Managers · Primly Community

The 1:1 that actually moves your career

Primly Team · 2 replies

Most 1:1s are status updates dressed up as career conversations. A 30-minute weekly that actually moves your career has a different shape.

The wrong shape (90% of 1:1s): 20 min: your status updates on current projects 5 min: their updates on org stuff 5 min: any blockers 0 min: anything else

The right shape: 5 min: status (just the headline of what's shipped, what's blocked) 15 min: ONE substantive topic you came prepared with 10 min: feedback in both directions

What goes in the 15-minute substantive slot: Rotate through: A decision you're wrestling with (get their input before you decide) A relationship that's friction-y (their advice often saves weeks) A skill you're trying to develop (specific feedback on a specific thing you tried) A career conversation (where you want to be in 12 months, what gaps stand between you) A strategic question about the team/product/org that you'd benefit from their lens on

What goes in the 10-minute feedback slot: Specific feedback you have for THEM (saved up over the week, not surprise-attacked) Specific feedback they have for YOU (request it explicitly; "do you have any feedback for me" usually gets "no"; "what's one thing I could do differently?" usually gets a real answer)

The meta move: send your agenda 24h before the 1:1. Three bullets, no more. This signals you take the time seriously, and your manager will start preparing too.

Most ICs talk about how their manager "isn't great at 1:1s." The high-leverage move is to MAKE the 1:1 great by bringing structure your manager doesn't have to invent. Within 3 months, you become the IC whose 1:1s your manager actually looks forward to.
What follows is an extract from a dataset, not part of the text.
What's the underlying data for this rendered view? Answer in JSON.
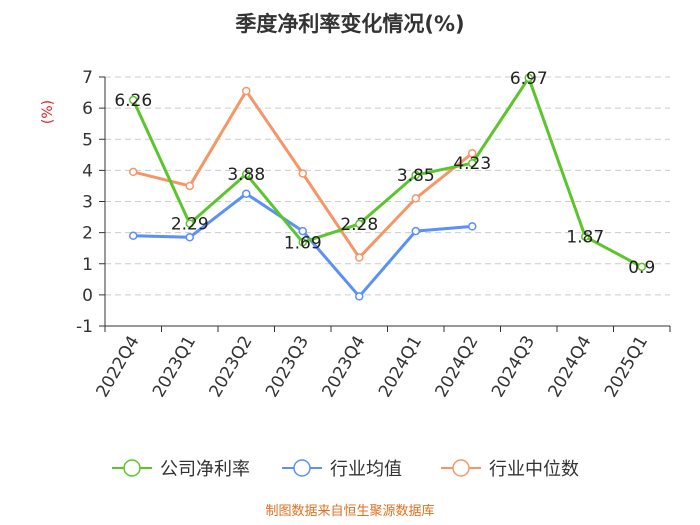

That's the promotable signal.

2 replies

alex_design

sending the agenda 24h before is the single highest-leverage 1:1 change i've ever made. my manager now sends one back. we both prep. the 30 minutes are 3x more productive. shocking how rare this is and how cheap it is.

devils_adv

radical idea: most 1:1s shouldn't exist. if your manager and you don't have anything substantive to discuss every week, the meeting is theater. cancel half of them. status update can be a slack message. reclaim the 30 min as focus time. your manager will respect it. the bad ones won't, in which case you've learned something useful about them.